The Tasmanian Government Art Site Scheme - History
The Tasmanian Government Art Site Scheme is an art commissioning scheme designed for enhancing the general public's access to and understanding of contemporary art as practiced by the Tasmanian artistic community. The scheme facilitates all stages of the commissioning process for public artworks that are located in state government buildings and spaces across Tasmania.
In 1979, the Tasmanian Government approved the creation of the Art for Public Buildings Scheme (ABPS), now known as The Tasmanian Government Art Site Scheme. It was the first scheme of its kind to be established in Australia, and continues to operate today by Arts Tasmania.
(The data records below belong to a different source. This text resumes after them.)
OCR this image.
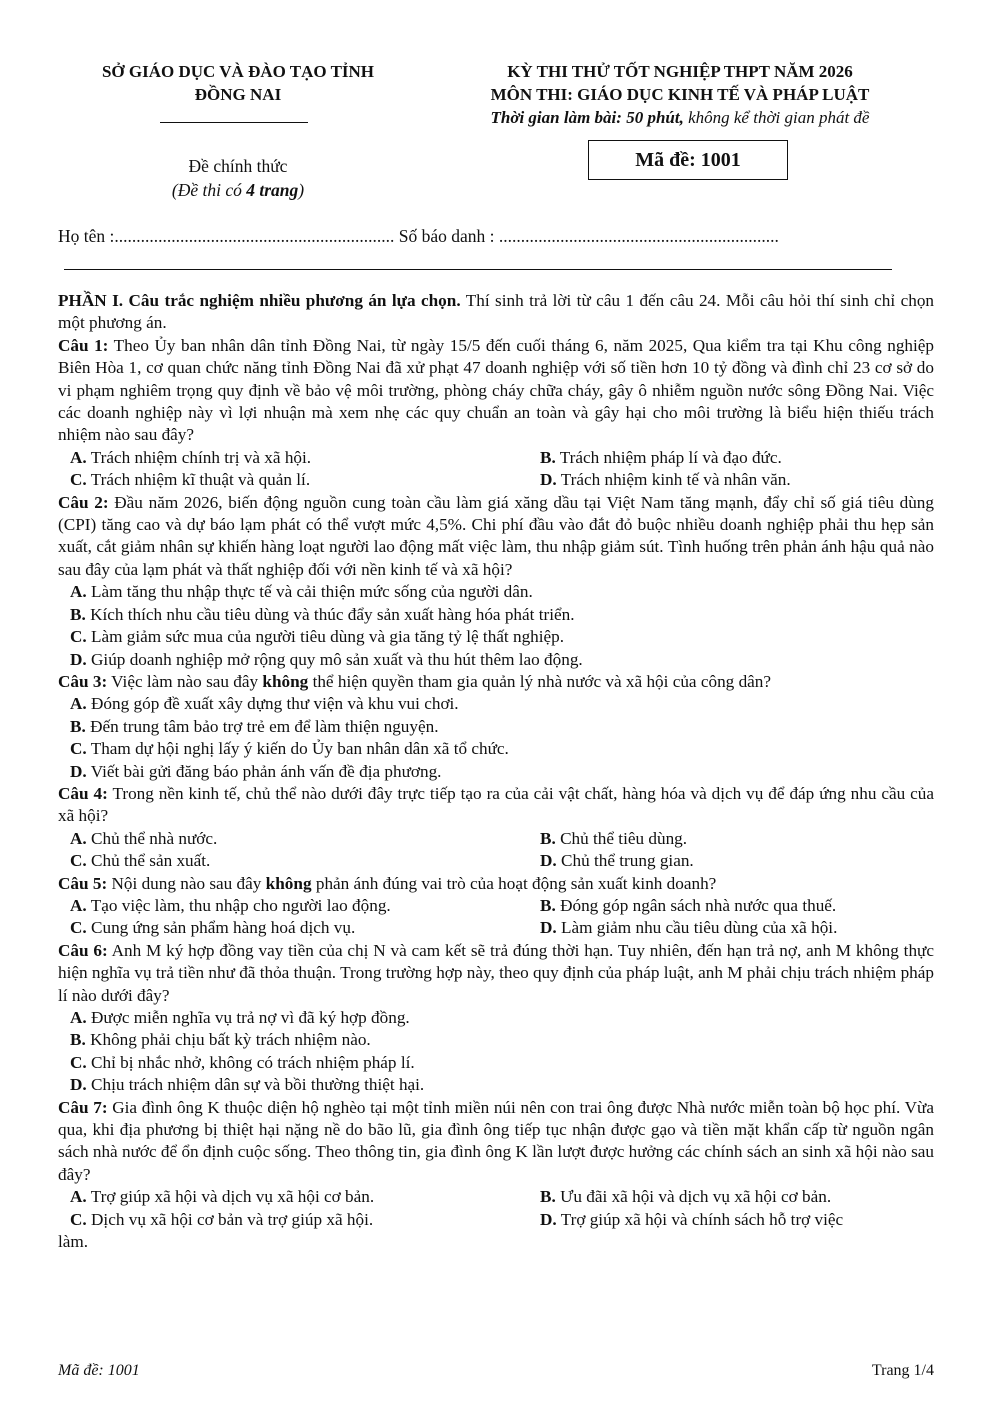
SỞ GIÁO DỤC VÀ ĐÀO TẠO TỈNH
ĐỒNG NAI
KỲ THI THỬ TỐT NGHIỆP THPT NĂM 2026
MÔN THI: GIÁO DỤC KINH TẾ VÀ PHÁP LUẬT
Thời gian làm bài: 50 phút, không kể thời gian phát đề
Đề chính thức
(Đề thi có 4 trang)
Mã đề: 1001
Họ tên :................................................................ Số báo danh : ................................................................

PHẦN I. Câu trắc nghiệm nhiều phương án lựa chọn. Thí sinh trả lời từ câu 1 đến câu 24. Mỗi câu hỏi thí sinh chỉ chọn một phương án.

Câu 1: Theo Ủy ban nhân dân tỉnh Đồng Nai, từ ngày 15/5 đến cuối tháng 6, năm 2025, Qua kiểm tra tại Khu công nghiệp Biên Hòa 1, cơ quan chức năng tỉnh Đồng Nai đã xử phạt 47 doanh nghiệp với số tiền hơn 10 tỷ đồng và đình chỉ 23 cơ sở do vi phạm nghiêm trọng quy định về bảo vệ môi trường, phòng cháy chữa cháy, gây ô nhiễm nguồn nước sông Đồng Nai. Việc các doanh nghiệp này vì lợi nhuận mà xem nhẹ các quy chuẩn an toàn và gây hại cho môi trường là biểu hiện thiếu trách nhiệm nào sau đây?

A. Trách nhiệm chính trị và xã hội.	B. Trách nhiệm pháp lí và đạo đức.
C. Trách nhiệm kĩ thuật và quản lí.	D. Trách nhiệm kinh tế và nhân văn.

Câu 2: Đầu năm 2026, biến động nguồn cung toàn cầu làm giá xăng dầu tại Việt Nam tăng mạnh, đẩy chỉ số giá tiêu dùng (CPI) tăng cao và dự báo lạm phát có thể vượt mức 4,5%. Chi phí đầu vào đắt đỏ buộc nhiều doanh nghiệp phải thu hẹp sản xuất, cắt giảm nhân sự khiến hàng loạt người lao động mất việc làm, thu nhập giảm sút. Tình huống trên phản ánh hậu quả nào sau đây của lạm phát và thất nghiệp đối với nền kinh tế và xã hội?

A. Làm tăng thu nhập thực tế và cải thiện mức sống của người dân.
B. Kích thích nhu cầu tiêu dùng và thúc đẩy sản xuất hàng hóa phát triển.
C. Làm giảm sức mua của người tiêu dùng và gia tăng tỷ lệ thất nghiệp.
D. Giúp doanh nghiệp mở rộng quy mô sản xuất và thu hút thêm lao động.

Câu 3: Việc làm nào sau đây không thể hiện quyền tham gia quản lý nhà nước và xã hội của công dân?

A. Đóng góp đề xuất xây dựng thư viện và khu vui chơi.
B. Đến trung tâm bảo trợ trẻ em để làm thiện nguyện.
C. Tham dự hội nghị lấy ý kiến do Ủy ban nhân dân xã tổ chức.
D. Viết bài gửi đăng báo phản ánh vấn đề địa phương.

Câu 4: Trong nền kinh tế, chủ thể nào dưới đây trực tiếp tạo ra của cải vật chất, hàng hóa và dịch vụ để đáp ứng nhu cầu của xã hội?

A. Chủ thể nhà nước.	B. Chủ thể tiêu dùng.
C. Chủ thể sản xuất.	D. Chủ thể trung gian.

Câu 5: Nội dung nào sau đây không phản ánh đúng vai trò của hoạt động sản xuất kinh doanh?

A. Tạo việc làm, thu nhập cho người lao động.	B. Đóng góp ngân sách nhà nước qua thuế.
C. Cung ứng sản phẩm hàng hoá dịch vụ.	D. Làm giảm nhu cầu tiêu dùng của xã hội.

Câu 6: Anh M ký hợp đồng vay tiền của chị N và cam kết sẽ trả đúng thời hạn. Tuy nhiên, đến hạn trả nợ, anh M không thực hiện nghĩa vụ trả tiền như đã thỏa thuận. Trong trường hợp này, theo quy định của pháp luật, anh M phải chịu trách nhiệm pháp lí nào dưới đây?

A. Được miễn nghĩa vụ trả nợ vì đã ký hợp đồng.
B. Không phải chịu bất kỳ trách nhiệm nào.
C. Chỉ bị nhắc nhở, không có trách nhiệm pháp lí.
D. Chịu trách nhiệm dân sự và bồi thường thiệt hại.

Câu 7: Gia đình ông K thuộc diện hộ nghèo tại một tỉnh miền núi nên con trai ông được Nhà nước miễn toàn bộ học phí. Vừa qua, khi địa phương bị thiệt hại nặng nề do bão lũ, gia đình ông tiếp tục nhận được gạo và tiền mặt khẩn cấp từ nguồn ngân sách nhà nước để ổn định cuộc sống. Theo thông tin, gia đình ông K lần lượt được hưởng các chính sách an sinh xã hội nào sau đây?

A. Trợ giúp xã hội và dịch vụ xã hội cơ bản.	B. Ưu đãi xã hội và dịch vụ xã hội cơ bản.
C. Dịch vụ xã hội cơ bản và trợ giúp xã hội.	D. Trợ giúp xã hội và chính sách hỗ trợ việc
làm.
Mã đề: 1001	Trang 1/4
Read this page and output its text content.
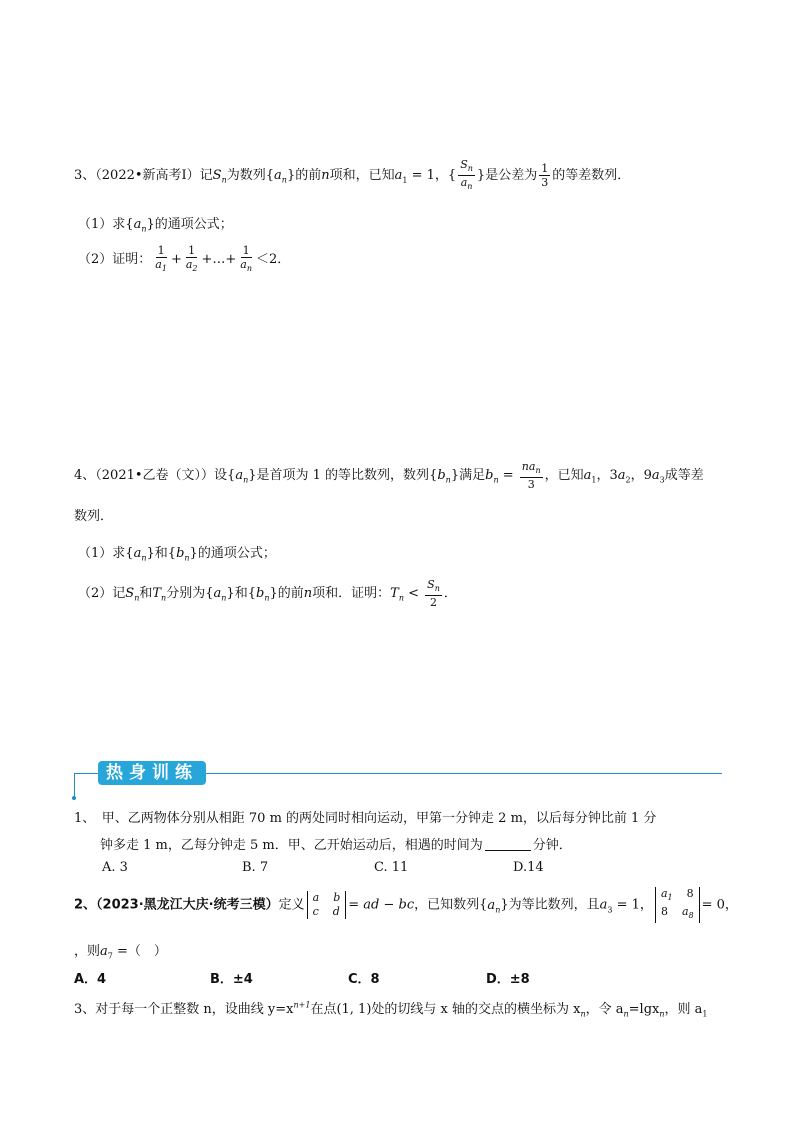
3、（2022•新高考Ⅰ）记$S_n$为数列$\{a_n\}$的前n项和，已知$a_1 = 1$，{ $\frac{S_n}{a_n}$ }是公差为 $\frac{1}{3}$ 的等差数列．
（1）求$\{a_n\}$的通项公式；
（2）证明： $\frac{1}{a_1} + \frac{1}{a_2}$ +…+ $\frac{1}{a_n} <2$．
4、（2021•乙卷（文））设$\{a_n\}$是首项为 1 的等比数列，数列$\{b_n\}$满足$b_n = \frac{na_n}{3}$ ，已知$a_1$，$3a_2$，$9a_3$成等差
数列．
（1）求$\{a_n\}$和$\{b_n\}$的通项公式；
（2）记$S_n$和$T_n$分别为$\{a_n\}$和$\{b_n\}$的前n项和．证明：$T_n < \frac{S_n}{2}$ ．
热身训练
1、　甲、乙两物体分别从相距 70 m 的两处同时相向运动，甲第一分钟走 2 m，以后每分钟比前 1 分
钟多走 1 m，乙每分钟走 5 m．甲、乙开始运动后，相遇的时间为	分钟．
A. 3	B. 7	C. 11	D.14
2、（2023·黑龙江大庆·统考三模）定义 a b
c d = ad − bc，已知数列$\{a_n\}$为等比数列，且$a_3 = 1$，
$a_1$ 8
8 $a_8$
= 0，
，则$a_7$ =（　）
A．4	B．±4	C．8	D．±8
3、对于每一个正整数 n，设曲线 $y=x^{n+1}$在点(1, 1)处的切线与 x 轴的交点的横坐标为 $x_n$，令 $a_n=\lg x_n$，则 $a_1$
The first completed commission was in 1980 and consisted of furniture for St Paul’s Chapel at Launceston General Hospital. It was a ‘collection of paintings, chapel furnishings in Huon Pine and an outdoor crucifix by Kevin Perkins, Peter Taylor and Merv Gray.’
This was followed, in 1981, by a further three commissions at Hobart Technical College, Launceston College of TAFE and the Lands Department Hobart, with works being commissioned by Garry Greenwood, Chris Beecroft, Oliffe Richmond, Anton Holzner and Peter Taylor respectively.
In 2005, the program was celebrated through a publication titled Claiming Ground: Twenty-Five Years of Tasmania’s Art for Public Buildings Scheme. The publication featured a cross-section of the programs commissioned works from over 170 Tasmanian artists up until the year 2005, including the very first commission. It was published by Quintus Publishing and distributed by Palgrave Macmillian Australia.
Dr Deborah Malor wrote in her introductory essay for the book, ‘After twenty-five dynamic years, Tasmania’s Art for Public Buildings Scheme is firmly established as both a public collection and a catalogue of the work of the State’s established and emerging artists. In defining a common ground between art and its public, the APBS has been developed in collaboration with architects, the construction industry and government, a powerful connector of art to the community, supporting the community of the arts.’
In its early days the program had to overcome many hurdles , however it continues today as a key economic contributor to the visual art sector in Tasmania with the current upper limit on art works for each project based at $80 000 on an agreed principle that two per cent of the pre-tender estimate for all new Tasmanian Government buildings and renovations be allocated for the purchase and commissioning of art works.
In 2011, the scheme managed over 30 individual projects with an operating budget of over $1 million.